Canada
Top court supports anti-polygamy law

Sister wives from Bountiful BC, Leah Barlow and Ruth Lane speak with the media.

Credits: QMI AGENCY

BYRON CHU | QMI AGENCY

VANCOUVER -- Canada's 120-year-old anti-polygamy law was upheld by the B.C. Supreme Court Wednesday.

Judge Robert Bauman found the prohibition of polygamy is consistent with Canadian international human rights obligations, and aims to prevent harm to women, children and society, and protect the institution of monogamous marriage.

Canada's justice minister, Rob Nicholson, approved of the ruling.

"Polygamy has no place in modern society and the prohibition is consistent with Canadian values, the charter and the Canadian Bill of Rights," he said.

"In our view, polygamy is harmful to society, to those involved with it, particularly to women and to children born within polygamous families."

B.C. Attorney General Shirley Bond also welcomed the decision.

"As Chief Justice Robert Bauman recognized, this case is about two competing visions - one of personal harm versus state intrusion," Bond said. "As he clearly found, there is profound harm associated with polygamy, particularly for women and children."

Bauman deemed that women were at elevated risk of physical and psychological harm, domestic violence and abuse, and sexual abuse. Competition for a husband's material and emotional resources could fracture relations with co-wives, leading to depression and mental-health issues, low self-esteem and marital dissatisfaction.

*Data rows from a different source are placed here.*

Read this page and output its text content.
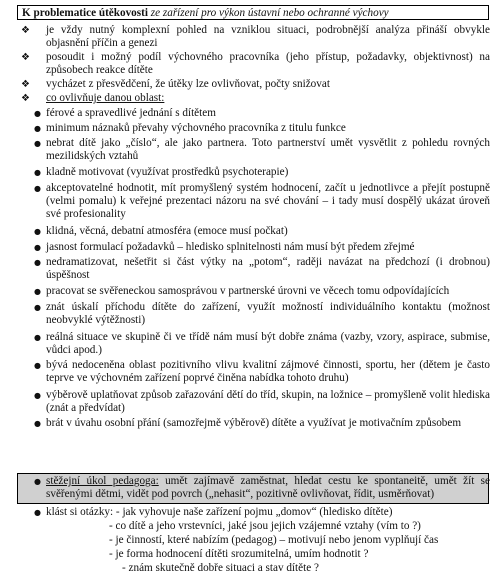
K problematice útěkovosti ze zařízení pro výkon ústavní nebo ochranné výchovy
❖ je vždy nutný komplexní pohled na vzniklou situaci, podrobnější analýza přináší obvykle objasnění příčin a genezi
❖ posoudit i možný podíl výchovného pracovníka (jeho přístup, požadavky, objektivnost) na způsobech reakce dítěte
❖ vycházet z přesvědčení, že útěky lze ovlivňovat, počty snižovat
❖ co ovlivňuje danou oblast:
● férové a spravedlivé jednání s dítětem
● minimum náznaků převahy výchovného pracovníka z titulu funkce
● nebrat dítě jako „číslo“, ale jako partnera. Toto partnerství umět vysvětlit z pohledu rovných mezilidských vztahů
● kladně motivovat (využívat prostředků psychoterapie)
● akceptovatelné hodnotit, mít promyšlený systém hodnocení, začít u jednotlivce a přejít postupně (velmi pomalu) k veřejné prezentaci názoru na své chování – i tady musí dospělý ukázat úroveň své profesionality
● klidná, věcná, debatní atmosféra (emoce musí počkat)
● jasnost formulací požadavků – hledisko splnitelnosti nám musí být předem zřejmé
● nedramatizovat, nešetřit si část výtky na „potom“, raději navázat na předchozí (i drobnou) úspěšnost
● pracovat se svěřeneckou samosprávou v partnerské úrovni ve věcech tomu odpovídajících
● znát úskalí příchodu dítěte do zařízení, využít možností individuálního kontaktu (možnost neobvyklé výtěžnosti)
● reálná situace ve skupině či ve třídě nám musí být dobře známa (vazby, vzory, aspirace, submise, vůdci apod.)
● bývá nedoceněna oblast pozitivního vlivu kvalitní zájmové činnosti, sportu, her (dětem je často teprve ve výchovném zařízení poprvé činěna nabídka tohoto druhu)
● výběrově uplatňovat způsob zařazování dětí do tříd, skupin, na ložnice – promyšleně volit hlediska (znát a předvídat)
● brát v úvahu osobní přání (samozřejmě výběrově) dítěte a využívat je motivačním způsobem
● stěžejní úkol pedagoga: umět zajímavě zaměstnat, hledat cestu ke spontaneitě, umět žít se svěřenými dětmi, vidět pod povrch („nehasit“, pozitivně ovlivňovat, řídit, usměrňovat)
● klást si otázky: - jak vyhovuje naše zařízení pojmu „domov“ (hledisko dítěte)
- co dítě a jeho vrstevníci, jaké jsou jejich vzájemné vztahy (vím to ?)
- je činností, které nabízím (pedagog) – motivují nebo jenom vyplňují čas
- je forma hodnocení dítěti srozumitelná, umím hodnotit ?
- znám skutečně dobře situaci a stav dítěte ?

Bauman accepted arguments that children suffer emotional, behavioural and physical problems. Also recorded were higher infant mortality, lower educational achievement, stress, conflict and family tensions.

"We're very pleased with the judgment," said Brent Olthuis, a lawyer representing the Canadian Coalition for the Rights of Children and the David Asper Centre for Constitutional Rights. "We think that it not only identifies the harms accrued to children in polygamous relationships but recognizes children have rights that in some cases can only be upheld by prohibitions such as in the criminal code."

In his decision, Bauman outlined some of the harm polygamy causes, both on individuals who live within polygamous groups and on the greater good of those groups.

Early marriage for girls leads to health issues from early sexual activity and pregnancies, he wrote.

And young men are forced out of communities, and all children are exposed to harmful gender stereotypes, he added.

The harm polygamy causes on society includes high fertility rates, large families and poverty, Bauman wrote in his decision.

Polygamy creates groups of poor, unmarried men who are statistically predisposed to violence and anti-social behaviour, and institutionalizes gender inequality, patriarchy and authoritarian control.

"There's the phenomenon of the lost boys - young men, youths who are forced out of the community because of the intense competition for young brides," Olthuis noted. "On the side of the young brides, obviously there's a severe harm in their rights to, essentially, be children and not be forced into marriages at ages as young as 13."

The issue was referred to Bauman after the province tried unsuccessfully to prosecute two leaders of the polygamous fundamentalist Mormon commune in Bountiful, a small community in the B.C. interior just north of the U.S. border.

The federal and provincial governments and other interveners fought for the law to be upheld.

Meanwhile, the RCMP launched an investigation earlier this year into allegations that youngsters from Bountiful were transported across the border, in some cases to marry much older men. In B.C. anyone between the ages of 16 and 18 needs the consent of both parents to marry. Those under 16 need judiciary consent. The age of sexual consent in Canada was raised from 14 to 16 in 2008.